Wolfsheimer and Bickert concentrate on collecting uniforms owned and worn by major league players.
"The way we know they're real is that we know what to look for," Wolfsheimer explained, using the 1973 jersey of Yankee pitcher Lindy McDaniel as an example.
"Each player's uniform has his name, the year and the set marked on the tag. Players are usually issued two sets of road uniforms and two of home. Then there are tags in the uniform that say, 'Made Exclusively for so-and-so by so-and-so.' If they are missing any of those markings, you are taking your chances."
Wolfsheimer said someone had tried to trade him a 1959 Washington Seantor's jersey at George Mason.
"But the name was written on the tag in bold magic market," he said, with disgust. "The shirt was all worn looking, but the marker was brand new. I don't even think they had magic markers then."
Although he has had little chance to use his collection in any practical sense, Wolfsheimer told of the time he outfitted his softball team completely in authentic uniforms.
"It was wild," Wolfsheimer laughed. "We played the same position that the guy whose uniform we were wearing played. The other team didn't know what the hell was going on."
Wolfsheimer actually began collecting sports memorabilia as a child when he lived close to Memorial Stadium in Baltimore. He hoarded "about 70" bats that players discarded for one reason or another. Only four are left - including one Brooks Robinson and one Hank Aaron model - because Wolfsheimer traded the others to begin his shirt collection.
He now has an Aaron shirt which he said is worth more than $300.
"I drove to Delaware to get it from a guy, I didn't trust having it mailed," he said. He also has a Robinson shirt and says, "I would never part with it; Brooks is the greatest of all time."

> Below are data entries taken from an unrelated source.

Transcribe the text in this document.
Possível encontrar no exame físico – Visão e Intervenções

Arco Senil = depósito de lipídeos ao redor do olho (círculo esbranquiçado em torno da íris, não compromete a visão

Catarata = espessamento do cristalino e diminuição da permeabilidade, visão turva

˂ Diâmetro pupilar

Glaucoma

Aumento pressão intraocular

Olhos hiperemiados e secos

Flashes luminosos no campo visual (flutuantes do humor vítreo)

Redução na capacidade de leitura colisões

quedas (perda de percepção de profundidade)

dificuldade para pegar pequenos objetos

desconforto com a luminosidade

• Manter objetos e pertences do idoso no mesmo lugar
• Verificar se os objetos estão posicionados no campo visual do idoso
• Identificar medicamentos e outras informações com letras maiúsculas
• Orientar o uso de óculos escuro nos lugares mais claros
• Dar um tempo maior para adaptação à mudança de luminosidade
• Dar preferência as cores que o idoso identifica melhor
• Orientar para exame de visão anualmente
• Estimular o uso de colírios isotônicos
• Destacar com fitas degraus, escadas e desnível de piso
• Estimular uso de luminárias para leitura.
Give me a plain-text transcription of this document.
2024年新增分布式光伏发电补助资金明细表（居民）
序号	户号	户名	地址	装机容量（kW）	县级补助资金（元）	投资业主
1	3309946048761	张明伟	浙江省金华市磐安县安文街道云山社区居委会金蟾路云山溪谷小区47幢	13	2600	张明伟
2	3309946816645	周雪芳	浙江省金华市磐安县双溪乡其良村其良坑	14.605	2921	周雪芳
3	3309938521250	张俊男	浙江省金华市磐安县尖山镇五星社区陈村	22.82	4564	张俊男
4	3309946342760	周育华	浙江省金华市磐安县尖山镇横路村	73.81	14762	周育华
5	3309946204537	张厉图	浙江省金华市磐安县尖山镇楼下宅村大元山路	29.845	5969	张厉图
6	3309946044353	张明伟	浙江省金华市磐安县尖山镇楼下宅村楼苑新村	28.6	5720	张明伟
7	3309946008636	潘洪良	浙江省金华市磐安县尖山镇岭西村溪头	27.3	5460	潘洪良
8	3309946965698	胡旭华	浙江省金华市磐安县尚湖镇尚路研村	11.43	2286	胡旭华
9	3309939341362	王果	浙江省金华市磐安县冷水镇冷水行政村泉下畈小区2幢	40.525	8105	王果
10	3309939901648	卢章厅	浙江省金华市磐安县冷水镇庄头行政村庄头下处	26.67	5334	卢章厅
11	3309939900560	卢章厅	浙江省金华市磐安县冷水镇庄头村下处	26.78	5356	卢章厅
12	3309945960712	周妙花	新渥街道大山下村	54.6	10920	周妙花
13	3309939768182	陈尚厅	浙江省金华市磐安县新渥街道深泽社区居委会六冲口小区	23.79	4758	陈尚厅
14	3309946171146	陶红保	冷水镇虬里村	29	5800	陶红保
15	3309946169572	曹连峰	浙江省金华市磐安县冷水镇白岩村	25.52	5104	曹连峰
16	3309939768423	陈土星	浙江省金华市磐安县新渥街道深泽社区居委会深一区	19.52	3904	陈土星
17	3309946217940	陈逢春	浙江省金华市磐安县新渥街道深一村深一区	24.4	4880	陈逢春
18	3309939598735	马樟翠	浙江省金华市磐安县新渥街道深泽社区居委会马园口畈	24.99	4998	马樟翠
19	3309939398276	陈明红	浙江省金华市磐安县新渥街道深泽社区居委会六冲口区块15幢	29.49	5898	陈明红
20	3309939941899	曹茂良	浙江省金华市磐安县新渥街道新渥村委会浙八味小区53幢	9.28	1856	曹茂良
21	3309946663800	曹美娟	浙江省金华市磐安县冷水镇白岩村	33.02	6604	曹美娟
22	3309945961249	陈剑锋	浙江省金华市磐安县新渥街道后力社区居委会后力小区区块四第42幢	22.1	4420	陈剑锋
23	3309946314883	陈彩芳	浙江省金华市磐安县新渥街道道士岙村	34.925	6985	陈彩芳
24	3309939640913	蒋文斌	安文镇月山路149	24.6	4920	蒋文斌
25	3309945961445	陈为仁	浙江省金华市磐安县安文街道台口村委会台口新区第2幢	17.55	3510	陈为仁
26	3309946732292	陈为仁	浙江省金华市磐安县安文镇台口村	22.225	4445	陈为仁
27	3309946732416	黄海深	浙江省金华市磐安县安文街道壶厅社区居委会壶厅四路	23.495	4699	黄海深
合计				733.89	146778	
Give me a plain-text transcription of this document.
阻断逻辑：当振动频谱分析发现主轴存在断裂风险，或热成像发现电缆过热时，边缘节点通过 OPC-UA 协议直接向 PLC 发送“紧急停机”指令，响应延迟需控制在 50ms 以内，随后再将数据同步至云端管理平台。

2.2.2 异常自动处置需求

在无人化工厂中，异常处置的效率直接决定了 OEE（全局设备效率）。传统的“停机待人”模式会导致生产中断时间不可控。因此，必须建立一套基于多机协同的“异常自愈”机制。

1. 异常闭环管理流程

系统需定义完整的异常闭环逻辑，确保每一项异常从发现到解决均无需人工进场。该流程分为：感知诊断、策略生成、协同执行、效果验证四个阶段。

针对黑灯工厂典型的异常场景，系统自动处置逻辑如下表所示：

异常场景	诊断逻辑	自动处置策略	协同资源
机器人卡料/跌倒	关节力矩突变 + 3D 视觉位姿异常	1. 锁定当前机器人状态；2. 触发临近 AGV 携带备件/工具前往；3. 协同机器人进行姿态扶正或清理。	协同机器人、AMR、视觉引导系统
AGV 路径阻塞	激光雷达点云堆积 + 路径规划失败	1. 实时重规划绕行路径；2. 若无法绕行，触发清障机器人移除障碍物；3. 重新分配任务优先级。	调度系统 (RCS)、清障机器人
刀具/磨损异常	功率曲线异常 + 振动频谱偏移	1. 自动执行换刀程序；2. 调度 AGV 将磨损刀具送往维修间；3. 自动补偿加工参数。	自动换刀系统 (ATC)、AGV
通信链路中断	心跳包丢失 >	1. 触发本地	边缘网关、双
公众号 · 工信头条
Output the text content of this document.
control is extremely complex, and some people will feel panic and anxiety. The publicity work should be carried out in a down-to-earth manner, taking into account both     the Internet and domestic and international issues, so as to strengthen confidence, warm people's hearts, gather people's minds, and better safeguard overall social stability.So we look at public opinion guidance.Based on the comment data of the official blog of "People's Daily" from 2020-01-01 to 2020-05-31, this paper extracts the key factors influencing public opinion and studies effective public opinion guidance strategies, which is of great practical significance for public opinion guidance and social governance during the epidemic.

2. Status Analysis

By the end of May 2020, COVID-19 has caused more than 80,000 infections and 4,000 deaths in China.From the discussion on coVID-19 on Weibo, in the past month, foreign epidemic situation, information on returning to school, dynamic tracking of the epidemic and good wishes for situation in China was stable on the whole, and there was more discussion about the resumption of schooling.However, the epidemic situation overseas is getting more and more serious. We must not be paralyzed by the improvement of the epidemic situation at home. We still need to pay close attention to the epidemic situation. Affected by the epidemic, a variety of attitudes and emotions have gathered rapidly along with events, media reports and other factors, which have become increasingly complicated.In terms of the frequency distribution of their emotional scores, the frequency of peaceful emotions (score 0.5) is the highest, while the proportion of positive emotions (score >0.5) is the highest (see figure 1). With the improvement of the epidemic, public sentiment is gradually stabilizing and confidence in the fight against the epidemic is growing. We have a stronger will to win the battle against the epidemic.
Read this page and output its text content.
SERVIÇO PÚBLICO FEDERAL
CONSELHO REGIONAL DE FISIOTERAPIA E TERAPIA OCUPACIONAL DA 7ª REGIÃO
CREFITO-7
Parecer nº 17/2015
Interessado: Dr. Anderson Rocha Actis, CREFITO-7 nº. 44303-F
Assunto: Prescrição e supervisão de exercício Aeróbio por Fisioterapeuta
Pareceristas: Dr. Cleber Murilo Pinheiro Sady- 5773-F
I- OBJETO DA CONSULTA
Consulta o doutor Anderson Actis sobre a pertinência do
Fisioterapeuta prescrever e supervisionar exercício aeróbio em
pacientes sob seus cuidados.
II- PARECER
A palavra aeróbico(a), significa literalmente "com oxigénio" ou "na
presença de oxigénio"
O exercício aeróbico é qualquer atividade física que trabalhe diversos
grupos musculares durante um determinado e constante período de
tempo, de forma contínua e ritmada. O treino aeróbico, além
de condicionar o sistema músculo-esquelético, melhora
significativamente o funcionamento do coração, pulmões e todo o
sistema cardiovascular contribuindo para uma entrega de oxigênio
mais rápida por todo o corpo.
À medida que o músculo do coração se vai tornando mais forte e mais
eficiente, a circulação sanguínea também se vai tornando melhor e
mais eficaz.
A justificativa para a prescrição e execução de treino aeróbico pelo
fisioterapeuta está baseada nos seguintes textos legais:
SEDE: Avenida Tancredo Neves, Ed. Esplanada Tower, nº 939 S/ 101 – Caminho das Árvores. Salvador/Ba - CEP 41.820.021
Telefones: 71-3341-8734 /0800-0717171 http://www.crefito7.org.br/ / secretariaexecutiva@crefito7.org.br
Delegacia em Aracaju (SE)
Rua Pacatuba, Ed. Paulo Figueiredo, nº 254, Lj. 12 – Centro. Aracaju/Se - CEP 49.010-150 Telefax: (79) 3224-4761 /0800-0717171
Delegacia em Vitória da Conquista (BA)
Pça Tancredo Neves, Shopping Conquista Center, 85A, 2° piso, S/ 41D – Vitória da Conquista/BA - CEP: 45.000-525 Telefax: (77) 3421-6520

In his basement, Wolfsheimer said after some prodding by Bickert, he has "an authentic hat from every American League and National League team" amid a miniature version of baseball's Hall of Fame in Cooperstown, N.Y., where he has "visited many times and gotten a lot of ideas."
Wolfsheimer's basement also contains two seats from the old Yankee Stadium.
"I bought them for $35," Wolfsheimer said. "A wrecking company in Connecticut that helped tear down the old stadium was selling them. They even came with two tickets from an old playoff game that were used for those seats.They're really wild. I mean, they are from the 'House That Ruth Built.'"
Wolfsheimer wasn't the only collector at George Mason who owned a piece of an old stadium. George Martin-Trigona, 30, of Alexandria, had two seats from Griffith Stadium on display in the field house.
"I took a planned commando raid to get those," Martin-Trigona said proudly. He recalled in detail how he sneaked into the vacant stadium one evening before it was demolished in 1965, broke the seats out of the concrete stadium floor, carted them to his car and drove them home.
On other occasions Martin-Trigona took pictures of the stadium from the top of the light towers, providing a nostalgic glimpse of a forgotten baseball landmark with empty stands and a field overgrown with weeds.
One regret Martin-Trigona has, he said, is that "in the crows nest on top of the stadium, where Clark Griffith's office was, there were all kinds of things, like large, framed pictures of Walter Johnson, but it was all locked up and hard to get to.I didn't have the equipment to take them out."
Steve Larsen, 18, a student at Yorkstown High School in Arlington has a goal for his collection, which includes, among thousands of other items, a jersey that belonged to the late Chicago Bear running back Brian Piccolo, the shoes O.J. Simpson wore in the the game be gained 273 yards rushing, a baseball shirt of the late Pittsburgh Pirate Roberto Clemente and a trophy and racket of the late tennis star Bill Tilden.
"My family hopes to open a sports restaurant in the area," Larsen said. "We'd use our collection for the decor."
Most collectors, when asked what they intendto do with their collections, simply shrugged and said that gathering as many of the obscure items as possible provides all the satisfaction they need.